It was easy for me to demolish all these falsehoods, and the poor Monceau very nearly came to grief over it, for I replied that it was he who had the Iroquois serpent under his tongue, that his comrades who had been there on an embassy had brought some back, and that they could not have smoked in the same calumet without breathing the breath of the Iroquois.- If I had not opposed it, the Islinois would have killed this man Monceau.

Here is another matter in which I suspect a snare which is apparently a result of their desire that the Comte de Frontenac should make war against the Iroquois. When it was seen that he abandoned the Ilinois, the eagerness of the Iroquois to make war against them immediately slackened, although in fact some of them went on the war path there. This is concealed from the Outaouacs, so that they may continue to go trading there, and that the Iroquois, taking them for Ilinois, may kill them, the object being to sow dissension between them. A much more important matter is that negotiations were conducted with a view to the greater part of the Miamis, who are allies of ours, going to settle among the Ilinois, so that the Iroquois could not attack one without the other, and the Count should be compelled either to abandon his allies or to make war on the Iroquois to prevent them from going to war (page 104) against the Ilinois.

Perhaps this is a rash opinion; but however the small number of Miamis among whom Father d'Allouez went to live, seeing that the Iroquois did not begin the war against the Illinois soon enough, killed some Iroquois this winter in order to hasten it, and cut off the fingers of a Sonnontouan whom they afterwards sent back to his country, to say that the Miamis were uniting with the Illinois to kill Iroquois.

It may be that it is the knowledge which Father d'Allouez would have of the evil disposition of these Indians, and their treachery, that is compelling him to leave them, as he is to do next Spring. However, I feel sure of stopping this war, especially if the Count comes this year to mourn for the dead of the Onnontaez, for I have prevented the Illinois from starting off in search of the Iroquois, and have obtained their promise to give up some slaves which they have to me; and when the Iroquois learned this from me, they seemed to be very pleased.

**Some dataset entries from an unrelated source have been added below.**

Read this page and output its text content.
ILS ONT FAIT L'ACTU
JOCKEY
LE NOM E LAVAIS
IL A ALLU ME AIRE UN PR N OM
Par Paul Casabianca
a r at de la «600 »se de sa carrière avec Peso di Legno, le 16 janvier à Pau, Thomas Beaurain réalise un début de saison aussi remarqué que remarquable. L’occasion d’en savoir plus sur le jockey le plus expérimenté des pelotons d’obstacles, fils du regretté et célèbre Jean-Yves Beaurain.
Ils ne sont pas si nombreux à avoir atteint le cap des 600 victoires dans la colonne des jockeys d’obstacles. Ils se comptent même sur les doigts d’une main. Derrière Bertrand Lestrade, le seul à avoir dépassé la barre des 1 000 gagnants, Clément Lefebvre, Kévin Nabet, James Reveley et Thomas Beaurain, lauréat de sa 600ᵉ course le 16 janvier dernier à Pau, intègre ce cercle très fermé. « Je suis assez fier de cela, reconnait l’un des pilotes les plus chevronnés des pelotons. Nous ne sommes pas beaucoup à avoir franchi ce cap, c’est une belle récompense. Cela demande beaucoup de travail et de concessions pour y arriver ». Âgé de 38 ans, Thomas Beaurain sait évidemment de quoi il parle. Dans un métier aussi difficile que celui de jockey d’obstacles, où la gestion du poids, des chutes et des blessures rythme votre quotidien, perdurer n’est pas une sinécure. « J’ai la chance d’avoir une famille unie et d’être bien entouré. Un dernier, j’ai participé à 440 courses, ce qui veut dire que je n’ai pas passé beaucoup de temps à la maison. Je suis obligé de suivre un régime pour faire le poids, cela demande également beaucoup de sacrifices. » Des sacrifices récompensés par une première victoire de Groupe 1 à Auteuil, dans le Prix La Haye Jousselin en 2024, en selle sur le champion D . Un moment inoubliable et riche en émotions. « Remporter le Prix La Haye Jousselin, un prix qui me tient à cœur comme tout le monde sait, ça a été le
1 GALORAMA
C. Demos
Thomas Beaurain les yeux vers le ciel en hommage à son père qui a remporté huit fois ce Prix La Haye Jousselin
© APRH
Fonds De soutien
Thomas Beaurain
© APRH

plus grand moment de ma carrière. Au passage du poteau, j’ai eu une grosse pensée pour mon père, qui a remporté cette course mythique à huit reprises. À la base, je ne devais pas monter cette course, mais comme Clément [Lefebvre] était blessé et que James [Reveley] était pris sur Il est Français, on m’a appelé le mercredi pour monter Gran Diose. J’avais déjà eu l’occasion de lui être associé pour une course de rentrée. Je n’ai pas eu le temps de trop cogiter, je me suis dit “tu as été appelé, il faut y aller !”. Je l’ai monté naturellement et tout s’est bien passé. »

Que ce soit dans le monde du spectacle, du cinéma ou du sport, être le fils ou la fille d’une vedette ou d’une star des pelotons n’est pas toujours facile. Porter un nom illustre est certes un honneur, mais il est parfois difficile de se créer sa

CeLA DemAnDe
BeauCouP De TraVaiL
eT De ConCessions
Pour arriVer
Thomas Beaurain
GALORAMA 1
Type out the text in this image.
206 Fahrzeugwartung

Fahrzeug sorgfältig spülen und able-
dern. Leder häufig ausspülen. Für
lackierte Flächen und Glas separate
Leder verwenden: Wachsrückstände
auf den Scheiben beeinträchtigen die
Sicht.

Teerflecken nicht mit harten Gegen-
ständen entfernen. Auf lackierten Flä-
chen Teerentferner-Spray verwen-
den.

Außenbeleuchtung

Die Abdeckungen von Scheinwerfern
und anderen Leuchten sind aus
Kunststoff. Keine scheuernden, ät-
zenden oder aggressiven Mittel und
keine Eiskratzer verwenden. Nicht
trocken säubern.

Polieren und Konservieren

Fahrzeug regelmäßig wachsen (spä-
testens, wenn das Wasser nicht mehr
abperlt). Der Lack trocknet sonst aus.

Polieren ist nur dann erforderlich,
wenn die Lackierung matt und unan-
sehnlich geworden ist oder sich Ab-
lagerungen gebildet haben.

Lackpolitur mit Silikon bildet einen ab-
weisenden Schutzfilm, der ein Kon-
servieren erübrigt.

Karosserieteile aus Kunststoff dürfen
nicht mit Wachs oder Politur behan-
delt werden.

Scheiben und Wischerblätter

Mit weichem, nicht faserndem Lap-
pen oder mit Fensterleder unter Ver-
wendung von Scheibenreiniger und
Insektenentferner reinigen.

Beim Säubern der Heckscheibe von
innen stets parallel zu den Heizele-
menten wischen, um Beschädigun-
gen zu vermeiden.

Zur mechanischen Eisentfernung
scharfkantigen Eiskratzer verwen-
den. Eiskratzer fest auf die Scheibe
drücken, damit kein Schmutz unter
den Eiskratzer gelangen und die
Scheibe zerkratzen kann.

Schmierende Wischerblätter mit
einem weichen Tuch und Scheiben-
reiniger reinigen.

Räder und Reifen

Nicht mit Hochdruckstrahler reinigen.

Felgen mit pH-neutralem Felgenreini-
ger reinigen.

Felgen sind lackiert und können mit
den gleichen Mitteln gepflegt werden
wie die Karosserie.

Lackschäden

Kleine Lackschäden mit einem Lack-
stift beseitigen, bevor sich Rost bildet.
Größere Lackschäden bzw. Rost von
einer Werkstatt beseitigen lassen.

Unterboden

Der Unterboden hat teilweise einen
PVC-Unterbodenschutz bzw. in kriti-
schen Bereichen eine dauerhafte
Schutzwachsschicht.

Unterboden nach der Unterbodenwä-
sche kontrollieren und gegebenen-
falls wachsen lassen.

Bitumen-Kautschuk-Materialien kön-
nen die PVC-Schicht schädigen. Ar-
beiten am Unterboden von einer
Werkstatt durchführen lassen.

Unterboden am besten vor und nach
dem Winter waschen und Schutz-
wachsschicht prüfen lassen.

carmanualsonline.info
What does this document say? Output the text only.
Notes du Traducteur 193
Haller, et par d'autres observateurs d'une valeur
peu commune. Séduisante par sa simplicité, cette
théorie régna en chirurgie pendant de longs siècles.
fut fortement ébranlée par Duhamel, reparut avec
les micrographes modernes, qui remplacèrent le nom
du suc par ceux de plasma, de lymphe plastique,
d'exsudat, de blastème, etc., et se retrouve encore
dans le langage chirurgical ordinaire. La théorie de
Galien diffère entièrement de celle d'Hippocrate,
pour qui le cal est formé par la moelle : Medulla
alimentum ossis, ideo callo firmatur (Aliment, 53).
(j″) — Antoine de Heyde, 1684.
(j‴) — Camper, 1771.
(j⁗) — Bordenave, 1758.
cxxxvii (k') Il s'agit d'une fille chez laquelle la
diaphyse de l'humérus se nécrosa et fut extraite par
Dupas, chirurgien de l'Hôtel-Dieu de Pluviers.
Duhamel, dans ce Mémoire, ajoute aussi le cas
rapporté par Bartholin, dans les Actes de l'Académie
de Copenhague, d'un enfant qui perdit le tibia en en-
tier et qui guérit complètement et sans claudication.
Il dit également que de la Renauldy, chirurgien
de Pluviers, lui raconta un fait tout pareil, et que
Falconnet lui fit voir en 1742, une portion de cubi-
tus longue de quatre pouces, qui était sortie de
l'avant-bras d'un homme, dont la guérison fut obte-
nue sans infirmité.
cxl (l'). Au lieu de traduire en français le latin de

We ought not to be surprised that the Iroquois speak of going to war against our allies, for they are insulted by them every year. At Missilimakinac, and among the Pouteatamis and the Miamie, I saw the spoils and the scalps of several Iroquois whom the Indians of those places have killed treacherously while hunting this last Spring and the previous one. This is not unknown to the Iroquois, our allies having been so rash as to sing of it in their presence, when they were trading among them; this I saw at Missilimakinac with the Pouteatamis who, dancing with the calumet, boasted of these acts of treachery, having the scalps hung on their arms, in the presence of three Agniez, who were trading there.

(page 105)

I cannot omit my meeting with an Indian of the Loup tribe, and his reasons for the difficulty he had in making up his mind as to choosing between our religion and that of the English, on account of two differences he finds between the Apostles, some missionaries in this country and the English ministers, seeing that the latter do not imitate the chastity of the Apostles, while the former are very far from attaining their disinterestness, on account of their seeking after riches; and lastly the consolation he felt on learning how the Recollet Fathers love poverty, which decided him to come and seek baptism, choosing our religion.

In the Ilinois country, there are numbers of green parrots, smaller than those in the Islands, the size of the African parrots.

Annexed to the letter of M. de Frontenac of the 9th of November, 1680.